Manager Dave Bialas sees Torrens’ recovery process going very much the same way.  Perhaps more than most players Bialas recognizes the polish he brings to both sides of the ball and for now would rather Torrens just focus on staying healthy and gaining experience.

“I think he just needs playing time, both defensively and offensively, but I think he’s stepped right in there and he’s been swinging the bat well, he just needs some more playing time, [which he can get] when we go out and play back-to-back days," Bialas said.
 
As Torrens continues to readjust during his time here in Staten Island, his shoulder is almost completely back to normal health. 

“It’s just a little bit sore, but it’s nothing big," Torrens said.  Regarding strength, “[It’s] almost [there], it’s right next to being 100 percent.”

While in Staten Island, he is focused on finding the right timing of pitches and also on keeping his body strong and ready to play on an everyday basis. 
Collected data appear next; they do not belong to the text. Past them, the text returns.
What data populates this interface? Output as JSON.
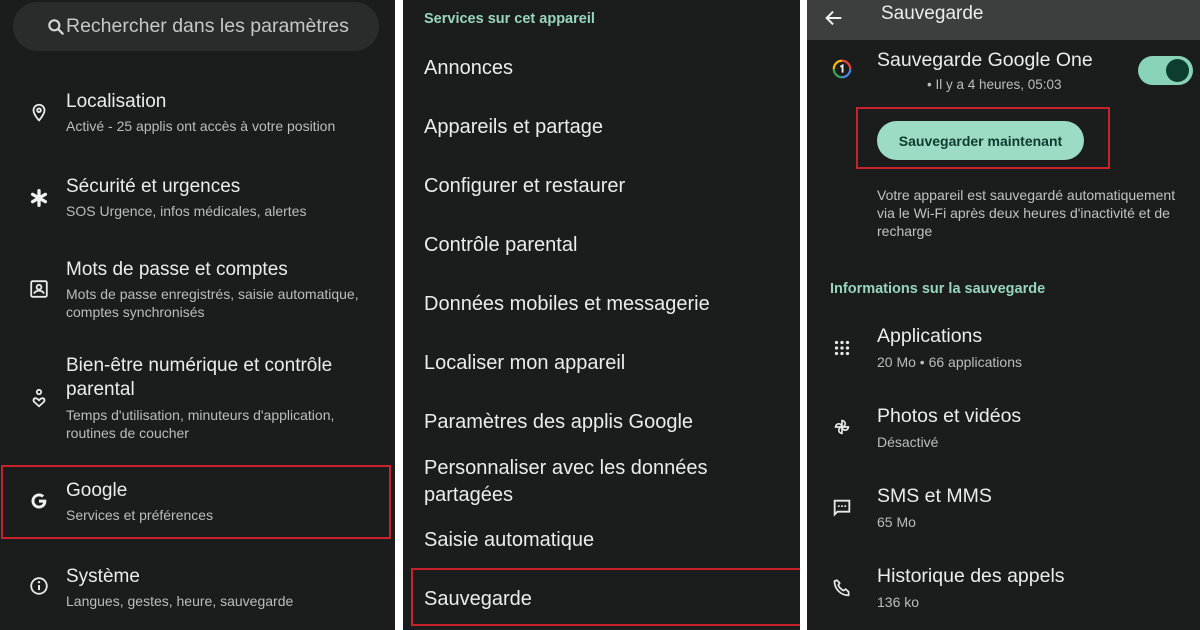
{
  "colors": {
    "background": "#1b1c1c",
    "accent_green": "#98d6bf",
    "button_green": "#9cdcc5",
    "highlight_red": "#c8232c",
    "appbar": "#3d3f3e"
  },
  "panel1": {
    "search": {
      "placeholder": "Rechercher dans les paramètres",
      "icon": "search-icon"
    },
    "items": [
      {
        "title": "Localisation",
        "subtitle": "Activé - 25 applis ont accès à votre position",
        "icon": "location-pin-icon"
      },
      {
        "title": "Sécurité et urgences",
        "subtitle": "SOS Urgence, infos médicales, alertes",
        "icon": "asterisk-icon"
      },
      {
        "title": "Mots de passe et comptes",
        "subtitle": "Mots de passe enregistrés, saisie automatique, comptes synchronisés",
        "icon": "account-box-icon"
      },
      {
        "title": "Bien-être numérique et contrôle parental",
        "subtitle": "Temps d'utilisation, minuteurs d'application, routines de coucher",
        "icon": "wellbeing-icon"
      },
      {
        "title": "Google",
        "subtitle": "Services et préférences",
        "icon": "google-g-icon",
        "highlighted": true
      },
      {
        "title": "Système",
        "subtitle": "Langues, gestes, heure, sauvegarde",
        "icon": "info-icon"
      }
    ]
  },
  "panel2": {
    "section_header": "Services sur cet appareil",
    "items": [
      "Annonces",
      "Appareils et partage",
      "Configurer et restaurer",
      "Contrôle parental",
      "Données mobiles et messagerie",
      "Localiser mon appareil",
      "Paramètres des applis Google",
      "Personnaliser avec les données partagées",
      "Saisie automatique",
      "Sauvegarde"
    ],
    "highlighted_item": "Sauvegarde"
  },
  "panel3": {
    "appbar": {
      "title": "Sauvegarde",
      "back_icon": "arrow-back-icon"
    },
    "google_one": {
      "title": "Sauvegarde Google One",
      "status": "• Il y a 4 heures, 05:03",
      "toggle_on": true
    },
    "backup_now_label": "Sauvegarder maintenant",
    "description": "Votre appareil est sauvegardé automatiquement via le Wi-Fi après deux heures d'inactivité et de recharge",
    "section_header": "Informations sur la sauvegarde",
    "items": [
      {
        "title": "Applications",
        "subtitle": "20 Mo • 66 applications",
        "icon": "apps-grid-icon"
      },
      {
        "title": "Photos et vidéos",
        "subtitle": "Désactivé",
        "icon": "pinwheel-icon"
      },
      {
        "title": "SMS et MMS",
        "subtitle": "65 Mo",
        "icon": "message-icon"
      },
      {
        "title": "Historique des appels",
        "subtitle": "136 ko",
        "icon": "phone-icon"
      }
    ]
  }
}
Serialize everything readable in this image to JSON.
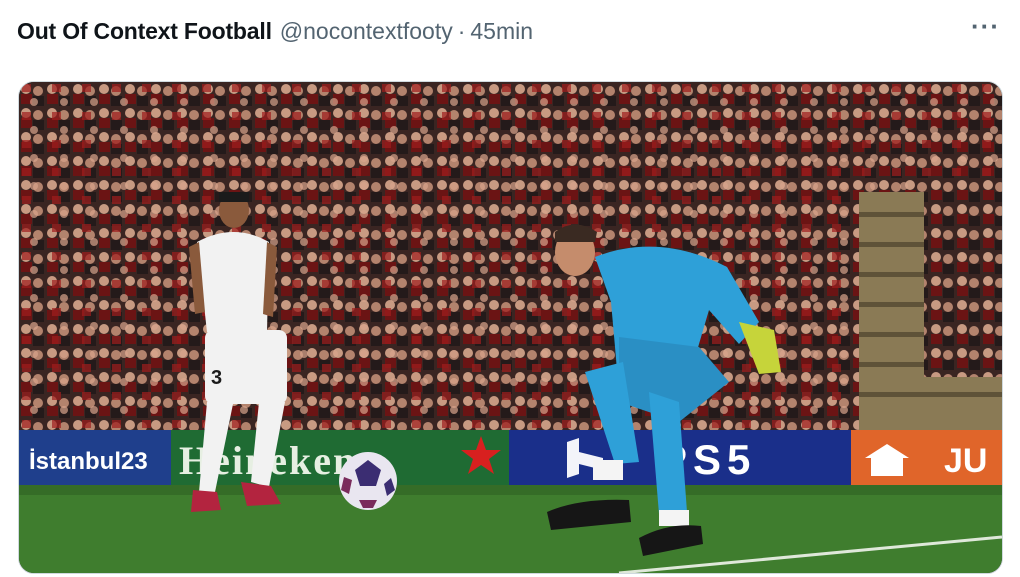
{
  "tweet": {
    "author_name": "Out Of Context Football",
    "handle": "@nocontextfooty",
    "separator": "·",
    "time": "45min",
    "more_label": "···"
  },
  "media": {
    "boards": [
      {
        "text": "İstanbul23",
        "bg": "#1f3f8c",
        "fg": "#ffffff"
      },
      {
        "text": "Heineken",
        "bg": "#1f6b33",
        "fg": "#e6efe2"
      },
      {
        "text": "PS5",
        "bg": "#1a2f8a",
        "fg": "#ffffff"
      },
      {
        "text": "JU",
        "bg": "#e0652a",
        "fg": "#ffffff"
      }
    ],
    "outfield_player_number": "3",
    "colors": {
      "crowd": "#3a2522",
      "pitch": "#3f7d2e",
      "keeper_kit": "#2ea0d8",
      "white_kit": "#f2f2f2"
    }
  }
}
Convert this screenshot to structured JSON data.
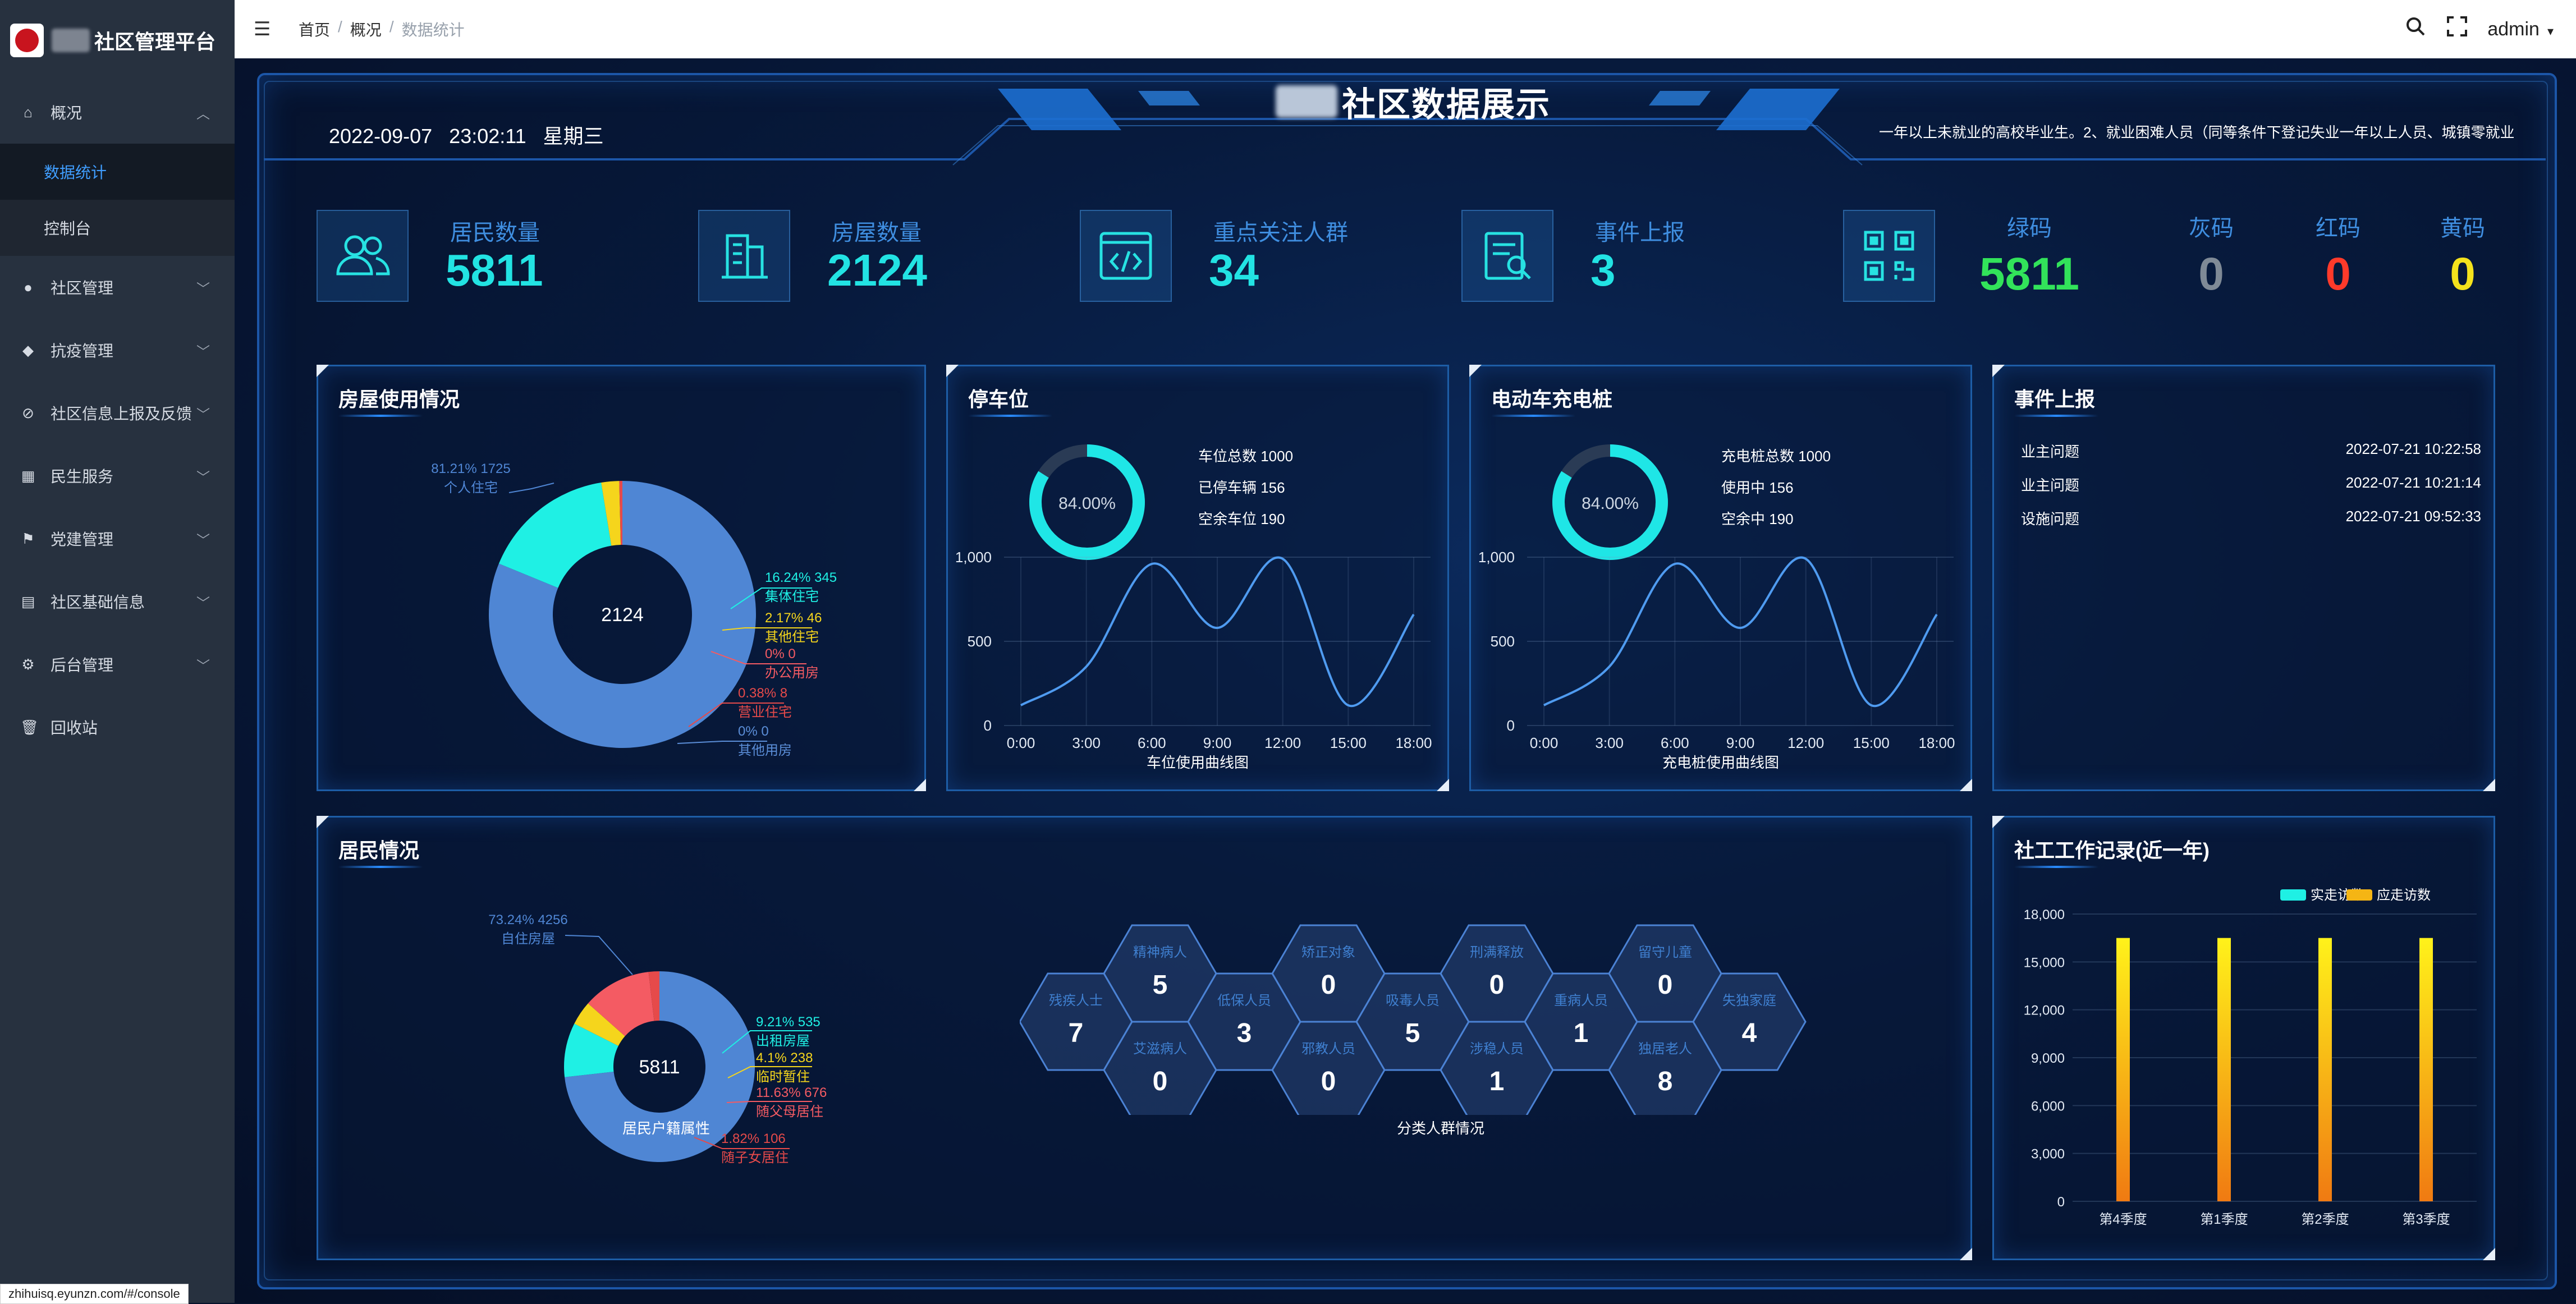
{
  "app": {
    "name": "社区管理平台"
  },
  "sidebar": {
    "items": [
      {
        "label": "概况",
        "icon": "home-icon"
      },
      {
        "label": "社区管理",
        "icon": "user-icon"
      },
      {
        "label": "抗疫管理",
        "icon": "shield-icon"
      },
      {
        "label": "社区信息上报及反馈",
        "icon": "paperclip-icon"
      },
      {
        "label": "民生服务",
        "icon": "building-icon"
      },
      {
        "label": "党建管理",
        "icon": "flag-icon"
      },
      {
        "label": "社区基础信息",
        "icon": "document-icon"
      },
      {
        "label": "后台管理",
        "icon": "gear-icon"
      },
      {
        "label": "回收站",
        "icon": "trash-icon"
      }
    ],
    "sub_items": [
      {
        "label": "数据统计",
        "active": true
      },
      {
        "label": "控制台",
        "active": false
      }
    ]
  },
  "topbar": {
    "breadcrumb": [
      "首页",
      "概况",
      "数据统计"
    ],
    "user": "admin"
  },
  "screen": {
    "title": "社区数据展示",
    "date": "2022-09-07",
    "time": "23:02:11",
    "weekday": "星期三",
    "marquee": "一年以上未就业的高校毕业生。2、就业困难人员（同等条件下登记失业一年以上人员、城镇零就业"
  },
  "stats": [
    {
      "label": "居民数量",
      "value": "5811",
      "icon": "people-icon"
    },
    {
      "label": "房屋数量",
      "value": "2124",
      "icon": "building-icon"
    },
    {
      "label": "重点关注人群",
      "value": "34",
      "icon": "code-icon"
    },
    {
      "label": "事件上报",
      "value": "3",
      "icon": "report-icon"
    }
  ],
  "codes": [
    {
      "label": "绿码",
      "value": "5811",
      "color": "#32e35a"
    },
    {
      "label": "灰码",
      "value": "0",
      "color": "#7f8a96"
    },
    {
      "label": "红码",
      "value": "0",
      "color": "#ff3a2a"
    },
    {
      "label": "黄码",
      "value": "0",
      "color": "#f4e21c"
    }
  ],
  "panels": {
    "housing": {
      "title": "房屋使用情况"
    },
    "parking": {
      "title": "停车位",
      "gauge_label": "84.00%",
      "lines": [
        "车位总数 1000",
        "已停车辆 156",
        "空余车位 190"
      ],
      "chart_label": "车位使用曲线图"
    },
    "charging": {
      "title": "电动车充电桩",
      "gauge_label": "84.00%",
      "lines": [
        "充电桩总数 1000",
        "使用中 156",
        "空余中 190"
      ],
      "chart_label": "充电桩使用曲线图"
    },
    "events": {
      "title": "事件上报",
      "rows": [
        {
          "name": "业主问题",
          "time": "2022-07-21 10:22:58"
        },
        {
          "name": "业主问题",
          "time": "2022-07-21 10:21:14"
        },
        {
          "name": "设施问题",
          "time": "2022-07-21 09:52:33"
        }
      ]
    },
    "residents": {
      "title": "居民情况",
      "donut_label": "居民户籍属性",
      "hex_label": "分类人群情况"
    },
    "social": {
      "title": "社工工作记录(近一年)"
    }
  },
  "hexes": [
    {
      "label": "残疾人士",
      "value": "7"
    },
    {
      "label": "精神病人",
      "value": "5"
    },
    {
      "label": "艾滋病人",
      "value": "0"
    },
    {
      "label": "低保人员",
      "value": "3"
    },
    {
      "label": "矫正对象",
      "value": "0"
    },
    {
      "label": "邪教人员",
      "value": "0"
    },
    {
      "label": "吸毒人员",
      "value": "5"
    },
    {
      "label": "刑满释放",
      "value": "0"
    },
    {
      "label": "涉稳人员",
      "value": "1"
    },
    {
      "label": "重病人员",
      "value": "1"
    },
    {
      "label": "留守儿童",
      "value": "0"
    },
    {
      "label": "独居老人",
      "value": "8"
    },
    {
      "label": "失独家庭",
      "value": "4"
    }
  ],
  "status": {
    "url": "zhihuisq.eyunzn.com/#/console"
  },
  "chart_data": [
    {
      "type": "pie",
      "center_label": "2124",
      "slices": [
        {
          "name": "个人住宅",
          "value": 1725,
          "percent": "81.21%",
          "color": "#4f86d4"
        },
        {
          "name": "集体住宅",
          "value": 345,
          "percent": "16.24%",
          "color": "#1ff0e4"
        },
        {
          "name": "其他住宅",
          "value": 46,
          "percent": "2.17%",
          "color": "#f5d51c"
        },
        {
          "name": "办公用房",
          "value": 0,
          "percent": "0%",
          "color": "#f45b63"
        },
        {
          "name": "营业住宅",
          "value": 8,
          "percent": "0.38%",
          "color": "#e64a4a"
        },
        {
          "name": "其他用房",
          "value": 0,
          "percent": "0%",
          "color": "#5b8ed8"
        }
      ]
    },
    {
      "type": "line",
      "x": [
        "0:00",
        "3:00",
        "6:00",
        "9:00",
        "12:00",
        "15:00",
        "18:00"
      ],
      "series": [
        {
          "values": [
            120,
            350,
            960,
            580,
            990,
            120,
            660
          ]
        }
      ],
      "ylim": [
        0,
        1000
      ],
      "yticks": [
        0,
        500,
        1000
      ]
    },
    {
      "type": "line",
      "x": [
        "0:00",
        "3:00",
        "6:00",
        "9:00",
        "12:00",
        "15:00",
        "18:00"
      ],
      "series": [
        {
          "values": [
            120,
            350,
            960,
            580,
            990,
            120,
            660
          ]
        }
      ],
      "ylim": [
        0,
        1000
      ],
      "yticks": [
        0,
        500,
        1000
      ]
    },
    {
      "type": "pie",
      "center_label": "5811",
      "slices": [
        {
          "name": "自住房屋",
          "value": 4256,
          "percent": "73.24%",
          "color": "#4f86d4"
        },
        {
          "name": "出租房屋",
          "value": 535,
          "percent": "9.21%",
          "color": "#1ff0e4"
        },
        {
          "name": "临时暂住",
          "value": 238,
          "percent": "4.1%",
          "color": "#f5d51c"
        },
        {
          "name": "随父母居住",
          "value": 676,
          "percent": "11.63%",
          "color": "#f45b63"
        },
        {
          "name": "随子女居住",
          "value": 106,
          "percent": "1.82%",
          "color": "#e64a4a"
        }
      ]
    },
    {
      "type": "bar",
      "categories": [
        "第4季度",
        "第1季度",
        "第2季度",
        "第3季度"
      ],
      "series": [
        {
          "name": "实走访数",
          "values": [
            0,
            0,
            0,
            0
          ],
          "color": "#1ff0e4"
        },
        {
          "name": "应走访数",
          "values": [
            16500,
            16500,
            16500,
            16500
          ],
          "color": "#f5b514"
        }
      ],
      "ylim": [
        0,
        18000
      ],
      "yticks": [
        0,
        3000,
        6000,
        9000,
        12000,
        15000,
        18000
      ]
    }
  ]
}
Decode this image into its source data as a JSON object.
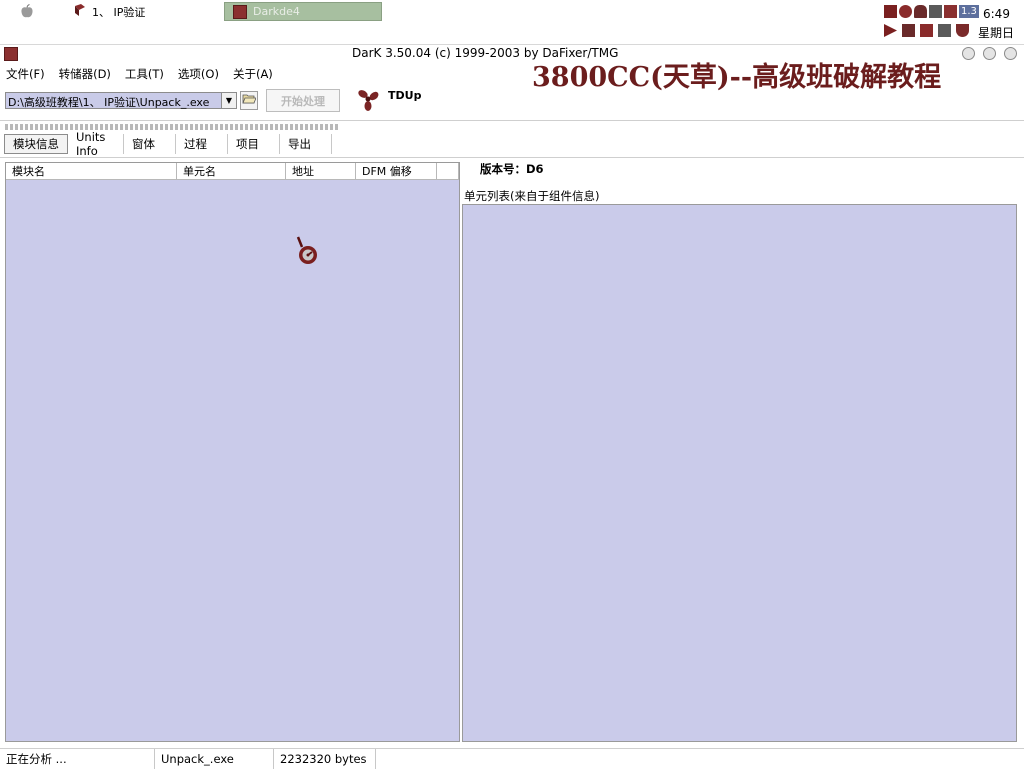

“Mentally, I feel like I am more strong because [the team’s] staff has to stay on top of [me] very professionally.  But physically, [I’m not completely the same].  Close, but not yet; I don’t feel [totally] like I did before I got hurt," he admitted.

Still trying to fully regain his pre-surgery strength and nearly there at this point, Torrens, who admits to also needing a bit more endurance, continues to showcase the skills that have made him one of the consensus top young prospects in the farm system.  Although the Staten Island season is only 13 games in so far, both Duncan and Bialas like what they are seeing in Torrens’ approach offensively and defensively. 

With Torrens’ offensive technique, Duncan discusses adjustments being a major factor. 

“I like the fact that he’s shown the ability to make mid at-bat adjustments so far; that’s a very good quality to have, that allows guys to, [within an at-bat], be able to make an adjustment that can get them into a good spot, and have success.”

Additionally, Bialas finds Torrens’ bat speed, plate discipline, and ability to use the whole field [while having some power] to be some of his more developed skills.  On the defensive side, he has been performing well too.  In Wednesday’s (6/29) against the Hudson Valley Renegades, Bialas thought very highly of Torrens’ performance. 

“He blocked some balls tonight, did a heck of a job blocking and calling a game.  He called a good game, he called a shutout; he looks good defensively,” Bialas concluded.